The Menlo Park Planning Commission on March 23 voted unanimously to recommend the City Council accept the 2025 General Plan Annual Progress Report (APR), which staff will present to the Council on March 24.
Planner Mister Smith summarized 2025 highlights for the housing element, saying the city issued building permits for 102 new dwelling units in 2025 (compared with 176 in 2024 and 65 in 2023). Smith also noted a $3.6 million loan to Habitat for Humanity of Greater San Francisco for acquisition of 335 Pierce Road to develop eight low‑income ownership units, continued work on an anti‑displacement strategy, and city action authorizing an RFQ and RFP for potential housing development on three downtown parking lots (seven development teams initially responded).

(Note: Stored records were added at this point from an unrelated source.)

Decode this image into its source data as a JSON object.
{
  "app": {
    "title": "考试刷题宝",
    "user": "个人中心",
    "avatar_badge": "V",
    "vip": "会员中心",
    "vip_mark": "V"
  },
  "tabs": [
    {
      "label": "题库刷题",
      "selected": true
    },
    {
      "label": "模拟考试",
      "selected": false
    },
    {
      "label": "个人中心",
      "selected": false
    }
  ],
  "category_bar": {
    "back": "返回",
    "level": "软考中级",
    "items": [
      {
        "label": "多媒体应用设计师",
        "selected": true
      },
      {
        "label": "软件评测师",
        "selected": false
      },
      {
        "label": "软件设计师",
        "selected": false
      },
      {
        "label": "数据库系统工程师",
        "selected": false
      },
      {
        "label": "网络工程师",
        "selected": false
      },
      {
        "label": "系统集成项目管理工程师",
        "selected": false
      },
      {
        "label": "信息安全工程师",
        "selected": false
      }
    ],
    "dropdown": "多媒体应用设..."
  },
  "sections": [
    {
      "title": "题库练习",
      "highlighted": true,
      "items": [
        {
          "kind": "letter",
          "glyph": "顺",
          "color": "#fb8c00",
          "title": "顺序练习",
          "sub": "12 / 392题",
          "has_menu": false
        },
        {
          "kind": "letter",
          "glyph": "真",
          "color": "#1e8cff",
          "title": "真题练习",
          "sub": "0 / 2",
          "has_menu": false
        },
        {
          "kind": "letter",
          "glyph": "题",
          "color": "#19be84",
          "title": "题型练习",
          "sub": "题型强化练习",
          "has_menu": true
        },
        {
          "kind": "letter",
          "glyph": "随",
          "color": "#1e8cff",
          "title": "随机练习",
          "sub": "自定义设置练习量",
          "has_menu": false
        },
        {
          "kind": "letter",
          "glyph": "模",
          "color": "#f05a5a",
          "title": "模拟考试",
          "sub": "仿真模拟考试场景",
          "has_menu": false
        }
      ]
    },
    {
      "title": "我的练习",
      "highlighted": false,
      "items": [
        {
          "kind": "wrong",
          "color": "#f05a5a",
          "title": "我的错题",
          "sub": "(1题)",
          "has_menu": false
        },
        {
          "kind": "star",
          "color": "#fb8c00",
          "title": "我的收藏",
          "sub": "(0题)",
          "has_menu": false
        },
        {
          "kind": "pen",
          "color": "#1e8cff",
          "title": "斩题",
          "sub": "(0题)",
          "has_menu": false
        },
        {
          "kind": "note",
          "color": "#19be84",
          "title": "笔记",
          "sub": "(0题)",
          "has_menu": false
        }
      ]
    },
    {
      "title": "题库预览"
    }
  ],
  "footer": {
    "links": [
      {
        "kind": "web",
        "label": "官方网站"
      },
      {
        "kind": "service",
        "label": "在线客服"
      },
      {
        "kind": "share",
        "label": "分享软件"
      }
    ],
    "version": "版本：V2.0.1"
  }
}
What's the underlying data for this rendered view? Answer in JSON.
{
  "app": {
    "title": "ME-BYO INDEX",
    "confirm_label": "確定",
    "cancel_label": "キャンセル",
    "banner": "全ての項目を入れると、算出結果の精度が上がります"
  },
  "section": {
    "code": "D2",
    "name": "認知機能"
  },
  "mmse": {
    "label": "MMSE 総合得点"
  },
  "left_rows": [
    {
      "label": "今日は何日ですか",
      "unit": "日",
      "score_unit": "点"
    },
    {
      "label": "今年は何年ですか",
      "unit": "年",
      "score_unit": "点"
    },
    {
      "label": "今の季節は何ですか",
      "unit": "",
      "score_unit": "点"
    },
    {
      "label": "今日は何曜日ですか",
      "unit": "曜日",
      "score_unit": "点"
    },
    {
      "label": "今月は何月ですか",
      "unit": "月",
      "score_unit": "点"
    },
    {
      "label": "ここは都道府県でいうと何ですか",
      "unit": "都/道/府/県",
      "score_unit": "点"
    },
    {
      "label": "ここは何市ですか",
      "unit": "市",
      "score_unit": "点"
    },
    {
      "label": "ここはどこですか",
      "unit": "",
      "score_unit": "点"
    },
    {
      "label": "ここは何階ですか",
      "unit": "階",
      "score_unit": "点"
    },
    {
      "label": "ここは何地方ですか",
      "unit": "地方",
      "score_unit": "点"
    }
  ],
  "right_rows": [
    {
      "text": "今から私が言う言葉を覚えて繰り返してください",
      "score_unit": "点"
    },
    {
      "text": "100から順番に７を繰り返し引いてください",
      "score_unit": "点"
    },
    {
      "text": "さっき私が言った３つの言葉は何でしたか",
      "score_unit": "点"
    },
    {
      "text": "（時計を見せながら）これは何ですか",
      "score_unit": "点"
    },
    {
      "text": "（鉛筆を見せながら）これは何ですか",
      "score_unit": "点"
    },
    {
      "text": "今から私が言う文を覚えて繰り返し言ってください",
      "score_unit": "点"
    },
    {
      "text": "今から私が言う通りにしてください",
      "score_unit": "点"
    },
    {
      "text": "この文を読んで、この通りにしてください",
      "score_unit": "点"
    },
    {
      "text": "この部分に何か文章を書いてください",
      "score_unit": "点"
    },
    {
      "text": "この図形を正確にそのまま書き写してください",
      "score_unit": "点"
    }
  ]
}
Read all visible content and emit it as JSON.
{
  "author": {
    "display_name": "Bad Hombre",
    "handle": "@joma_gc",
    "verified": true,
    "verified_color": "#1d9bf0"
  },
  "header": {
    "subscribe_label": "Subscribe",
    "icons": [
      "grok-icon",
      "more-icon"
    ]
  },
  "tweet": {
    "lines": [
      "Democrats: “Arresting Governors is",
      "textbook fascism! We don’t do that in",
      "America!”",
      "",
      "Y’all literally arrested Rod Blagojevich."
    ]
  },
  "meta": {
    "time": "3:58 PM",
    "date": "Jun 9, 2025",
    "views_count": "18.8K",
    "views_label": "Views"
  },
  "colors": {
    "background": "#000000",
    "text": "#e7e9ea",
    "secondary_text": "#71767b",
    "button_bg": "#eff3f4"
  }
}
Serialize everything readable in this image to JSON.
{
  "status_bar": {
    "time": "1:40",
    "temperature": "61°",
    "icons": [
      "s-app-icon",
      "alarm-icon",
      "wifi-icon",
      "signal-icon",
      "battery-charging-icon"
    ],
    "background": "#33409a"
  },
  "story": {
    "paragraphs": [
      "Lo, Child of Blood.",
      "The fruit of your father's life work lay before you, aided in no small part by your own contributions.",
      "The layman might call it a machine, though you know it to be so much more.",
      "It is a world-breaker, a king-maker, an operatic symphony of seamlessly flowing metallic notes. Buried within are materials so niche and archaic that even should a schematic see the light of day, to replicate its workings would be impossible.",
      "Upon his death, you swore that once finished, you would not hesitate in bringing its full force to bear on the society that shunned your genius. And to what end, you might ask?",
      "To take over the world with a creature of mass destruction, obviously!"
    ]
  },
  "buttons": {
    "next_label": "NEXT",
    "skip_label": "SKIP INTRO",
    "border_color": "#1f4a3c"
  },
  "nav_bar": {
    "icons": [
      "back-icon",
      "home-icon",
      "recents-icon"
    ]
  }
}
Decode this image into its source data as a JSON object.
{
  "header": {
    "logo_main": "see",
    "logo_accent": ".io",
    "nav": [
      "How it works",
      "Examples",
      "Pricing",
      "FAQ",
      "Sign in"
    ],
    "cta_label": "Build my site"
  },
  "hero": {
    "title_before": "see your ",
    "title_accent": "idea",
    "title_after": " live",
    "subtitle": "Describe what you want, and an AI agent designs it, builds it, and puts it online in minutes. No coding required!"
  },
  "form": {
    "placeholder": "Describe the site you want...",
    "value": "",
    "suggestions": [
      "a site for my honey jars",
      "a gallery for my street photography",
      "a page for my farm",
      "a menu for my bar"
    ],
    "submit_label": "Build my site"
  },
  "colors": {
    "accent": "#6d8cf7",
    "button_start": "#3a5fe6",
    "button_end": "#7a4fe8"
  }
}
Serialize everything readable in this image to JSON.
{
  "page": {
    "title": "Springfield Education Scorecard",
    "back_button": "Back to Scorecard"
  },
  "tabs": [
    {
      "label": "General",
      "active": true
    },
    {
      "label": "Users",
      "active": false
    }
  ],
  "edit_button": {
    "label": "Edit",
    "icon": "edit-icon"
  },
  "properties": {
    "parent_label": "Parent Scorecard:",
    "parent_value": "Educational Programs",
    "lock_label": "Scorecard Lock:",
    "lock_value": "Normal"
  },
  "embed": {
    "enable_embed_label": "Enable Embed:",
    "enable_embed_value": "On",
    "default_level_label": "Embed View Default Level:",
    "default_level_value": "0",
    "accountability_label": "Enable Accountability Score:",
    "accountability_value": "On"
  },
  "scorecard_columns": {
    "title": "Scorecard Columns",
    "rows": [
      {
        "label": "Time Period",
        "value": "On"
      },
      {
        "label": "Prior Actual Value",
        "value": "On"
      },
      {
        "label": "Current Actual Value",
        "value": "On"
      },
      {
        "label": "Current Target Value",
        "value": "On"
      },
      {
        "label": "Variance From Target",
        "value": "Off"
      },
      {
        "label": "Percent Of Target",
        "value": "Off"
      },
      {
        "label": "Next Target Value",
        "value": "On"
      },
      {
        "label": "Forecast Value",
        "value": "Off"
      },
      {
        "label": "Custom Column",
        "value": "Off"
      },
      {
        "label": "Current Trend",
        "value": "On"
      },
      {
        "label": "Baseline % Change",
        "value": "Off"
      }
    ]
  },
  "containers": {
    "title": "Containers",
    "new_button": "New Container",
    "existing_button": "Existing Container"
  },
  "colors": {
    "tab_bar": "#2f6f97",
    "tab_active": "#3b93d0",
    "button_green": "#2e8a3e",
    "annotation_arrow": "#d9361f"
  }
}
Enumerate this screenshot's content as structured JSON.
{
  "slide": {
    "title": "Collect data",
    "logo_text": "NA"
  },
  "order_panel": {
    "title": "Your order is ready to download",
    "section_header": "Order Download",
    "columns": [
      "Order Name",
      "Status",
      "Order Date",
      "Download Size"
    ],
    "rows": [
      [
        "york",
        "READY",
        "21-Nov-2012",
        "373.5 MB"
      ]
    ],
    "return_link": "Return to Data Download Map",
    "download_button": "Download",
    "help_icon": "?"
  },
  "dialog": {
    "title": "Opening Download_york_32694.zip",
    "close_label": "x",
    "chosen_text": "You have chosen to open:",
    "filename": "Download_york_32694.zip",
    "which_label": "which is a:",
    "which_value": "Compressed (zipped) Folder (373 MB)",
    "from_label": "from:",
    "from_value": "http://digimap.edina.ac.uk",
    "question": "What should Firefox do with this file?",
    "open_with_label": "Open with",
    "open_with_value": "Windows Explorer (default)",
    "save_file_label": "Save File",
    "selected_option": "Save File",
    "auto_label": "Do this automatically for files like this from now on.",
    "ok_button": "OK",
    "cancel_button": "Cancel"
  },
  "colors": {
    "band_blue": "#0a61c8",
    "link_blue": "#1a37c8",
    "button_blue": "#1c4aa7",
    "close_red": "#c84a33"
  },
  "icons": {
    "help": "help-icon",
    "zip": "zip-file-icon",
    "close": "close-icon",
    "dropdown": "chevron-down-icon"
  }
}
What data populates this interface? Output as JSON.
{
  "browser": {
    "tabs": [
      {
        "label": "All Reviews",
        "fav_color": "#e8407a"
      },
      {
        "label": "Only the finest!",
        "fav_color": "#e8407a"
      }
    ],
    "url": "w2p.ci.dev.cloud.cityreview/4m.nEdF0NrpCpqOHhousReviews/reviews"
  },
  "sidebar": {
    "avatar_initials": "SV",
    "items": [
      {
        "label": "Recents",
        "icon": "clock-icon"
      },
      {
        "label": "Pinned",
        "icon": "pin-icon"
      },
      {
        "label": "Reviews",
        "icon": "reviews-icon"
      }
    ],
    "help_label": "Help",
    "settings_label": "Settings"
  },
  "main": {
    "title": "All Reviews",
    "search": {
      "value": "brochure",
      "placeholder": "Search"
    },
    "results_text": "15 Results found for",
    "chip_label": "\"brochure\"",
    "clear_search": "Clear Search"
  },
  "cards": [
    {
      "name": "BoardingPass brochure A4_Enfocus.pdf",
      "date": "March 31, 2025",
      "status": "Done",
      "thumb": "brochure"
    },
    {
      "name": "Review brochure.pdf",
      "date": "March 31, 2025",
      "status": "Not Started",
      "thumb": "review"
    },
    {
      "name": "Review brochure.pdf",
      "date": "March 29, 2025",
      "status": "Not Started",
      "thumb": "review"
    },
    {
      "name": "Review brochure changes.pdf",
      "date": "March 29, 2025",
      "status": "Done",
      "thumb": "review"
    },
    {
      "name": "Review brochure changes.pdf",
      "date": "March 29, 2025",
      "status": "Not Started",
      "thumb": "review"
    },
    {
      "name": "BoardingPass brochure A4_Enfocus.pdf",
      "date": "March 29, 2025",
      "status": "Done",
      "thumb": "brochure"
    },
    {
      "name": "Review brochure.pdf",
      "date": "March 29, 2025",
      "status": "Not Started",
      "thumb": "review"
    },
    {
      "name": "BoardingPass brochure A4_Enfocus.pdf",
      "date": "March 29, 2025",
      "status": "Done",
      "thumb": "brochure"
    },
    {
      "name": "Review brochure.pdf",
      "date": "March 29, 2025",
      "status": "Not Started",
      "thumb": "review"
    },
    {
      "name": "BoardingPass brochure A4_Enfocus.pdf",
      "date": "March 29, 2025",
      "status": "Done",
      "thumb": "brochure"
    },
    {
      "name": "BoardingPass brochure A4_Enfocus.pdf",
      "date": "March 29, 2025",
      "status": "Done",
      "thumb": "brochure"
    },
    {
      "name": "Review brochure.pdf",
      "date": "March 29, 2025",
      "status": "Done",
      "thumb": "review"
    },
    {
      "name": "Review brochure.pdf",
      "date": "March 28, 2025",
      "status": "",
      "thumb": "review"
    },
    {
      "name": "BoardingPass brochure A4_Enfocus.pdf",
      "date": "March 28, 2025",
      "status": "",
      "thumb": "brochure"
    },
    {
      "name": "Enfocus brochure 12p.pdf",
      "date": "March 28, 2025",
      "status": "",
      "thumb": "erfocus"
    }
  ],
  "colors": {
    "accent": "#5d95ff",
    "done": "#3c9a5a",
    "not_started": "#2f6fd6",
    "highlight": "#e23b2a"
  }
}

Smith said the city has nearly 3,000 total units in its RHNA allocation for the cycle and significant potential production in the pipeline, including large redevelopments: Presidio Bay's application for redevelopment at 345 Millfield Road (proposal described in staff remarks as approximately 670 units including 101 BMR units), MidPen construction of Oak Gardens at the VA campus, and Ravenswood City School District's approved 88‑unit affordable project at 320 Sheridan Drive.
Commissioners asked detailed questions about when units count toward RHNA (building permits issuance), the meaning of the projection period that rolls units forward, and how the mid‑cycle check‑in in 2027 will be used to evaluate progress. Several commissioners voiced concern that the current run‑rate (about 114 net increment units per year in recent years) leaves a tight margin and that the city is at risk of missing the affordable‑housing targets unless large pipeline projects successfully reach building‑permit stages. Commissioner Schindler suggested collecting ADU affordability survey data to better understand how ADUs are used.
Vice Chair Silverstein moved that the commission recommend council acceptance of the APR, and the motion passed unanimously.
Next steps: staff will forward the APR to the state as required by April 1 and present the report to the City Council for review on March 24; commissioners signaled close attention to the 2027 mid‑cycle RHNA check‑in.